Réka Castle (Rékavára or Réka vár); is a ruined castle in Baranya county, Hungary. It has been identified as the possible place of refuge for members of the royal family of England in the mid 11th century.

The ruins of Réka Castle are near Mecseknádasd, on a hilltop marked with a cross, towards the opening to Old Mine's Valley (Óbányai-völgy).

== History ==

According to local folklore, Prince Edward, son of Edmund Ironside, King of England, arrived in Hungary during the reign of St Stephen. Edward was given an estate called Terra Britanorum de Nadasd, which contained Réka Castle. His children, born in Hungary, were Saint Margaret of Scotland, Edgar the Ætheling and Cristina.

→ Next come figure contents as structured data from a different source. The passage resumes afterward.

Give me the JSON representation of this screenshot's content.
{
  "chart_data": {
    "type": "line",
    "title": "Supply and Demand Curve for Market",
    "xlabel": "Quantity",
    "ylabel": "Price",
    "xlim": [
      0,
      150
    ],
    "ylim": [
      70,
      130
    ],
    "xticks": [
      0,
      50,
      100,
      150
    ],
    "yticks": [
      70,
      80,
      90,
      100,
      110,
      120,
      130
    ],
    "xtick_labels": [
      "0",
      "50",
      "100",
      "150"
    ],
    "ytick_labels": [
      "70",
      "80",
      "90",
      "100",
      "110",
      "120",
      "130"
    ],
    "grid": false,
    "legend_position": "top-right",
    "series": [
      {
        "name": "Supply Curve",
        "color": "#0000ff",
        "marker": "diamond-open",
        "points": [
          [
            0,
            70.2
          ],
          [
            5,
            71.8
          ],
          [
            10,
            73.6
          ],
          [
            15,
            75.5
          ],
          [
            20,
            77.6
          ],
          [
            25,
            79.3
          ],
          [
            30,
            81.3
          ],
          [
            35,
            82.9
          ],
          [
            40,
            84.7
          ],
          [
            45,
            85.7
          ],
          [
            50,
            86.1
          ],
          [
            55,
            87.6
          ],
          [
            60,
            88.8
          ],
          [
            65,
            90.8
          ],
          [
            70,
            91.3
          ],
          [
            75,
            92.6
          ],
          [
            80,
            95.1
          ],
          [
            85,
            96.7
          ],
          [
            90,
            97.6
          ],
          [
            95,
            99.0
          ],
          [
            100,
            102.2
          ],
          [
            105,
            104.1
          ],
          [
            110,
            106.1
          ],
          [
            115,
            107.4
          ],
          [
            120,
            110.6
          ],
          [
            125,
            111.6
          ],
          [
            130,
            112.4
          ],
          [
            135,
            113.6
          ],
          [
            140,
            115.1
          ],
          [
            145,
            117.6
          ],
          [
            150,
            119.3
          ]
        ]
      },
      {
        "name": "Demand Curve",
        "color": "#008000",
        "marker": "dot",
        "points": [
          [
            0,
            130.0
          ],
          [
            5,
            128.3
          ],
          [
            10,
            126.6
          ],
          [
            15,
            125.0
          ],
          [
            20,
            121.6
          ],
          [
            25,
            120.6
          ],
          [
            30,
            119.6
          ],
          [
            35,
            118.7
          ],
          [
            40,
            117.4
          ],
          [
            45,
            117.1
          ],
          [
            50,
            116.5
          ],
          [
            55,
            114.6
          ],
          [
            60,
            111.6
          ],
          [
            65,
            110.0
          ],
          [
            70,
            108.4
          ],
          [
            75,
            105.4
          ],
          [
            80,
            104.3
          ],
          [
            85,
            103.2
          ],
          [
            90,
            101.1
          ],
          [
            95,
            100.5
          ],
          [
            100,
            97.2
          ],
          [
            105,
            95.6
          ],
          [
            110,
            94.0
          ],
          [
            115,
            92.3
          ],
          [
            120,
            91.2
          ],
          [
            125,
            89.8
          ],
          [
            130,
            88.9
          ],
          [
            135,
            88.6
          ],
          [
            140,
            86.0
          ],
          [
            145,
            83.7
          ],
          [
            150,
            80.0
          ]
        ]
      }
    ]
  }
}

A deed of gift issued by Andrew II in 1235 gave land bordering this territory to the Roman Catholic Diocese of Pécs.

== Construction ==

According to experts, the approximately 200-metre long and 36-metre wide courtyard was surrounded by a 3-metre thick stone wall. The round tower foundations discovered in the excavations are probably remnants of the guards' posts. The central section of the courtyard was enclosed by a row of buildings behind which there was a 10-metre-wide ditch along the side of the outer castle. This row was presumably single-storey with a shingled roof. The remnants of a multi-storey tower were uncovered on the side of the outer castle. The precise time of its construction is still under debate. It is thought to be of Illyrian or Celtic origins or rooted in the later 9th-century Frankish architecture. The first charter referring to the castle dates from 1309. The circumstances of its destruction are unknown (The castle was possibly burnt down in the Turkish age (16th-17th century)). The locals took what was left of it to build homes and mills.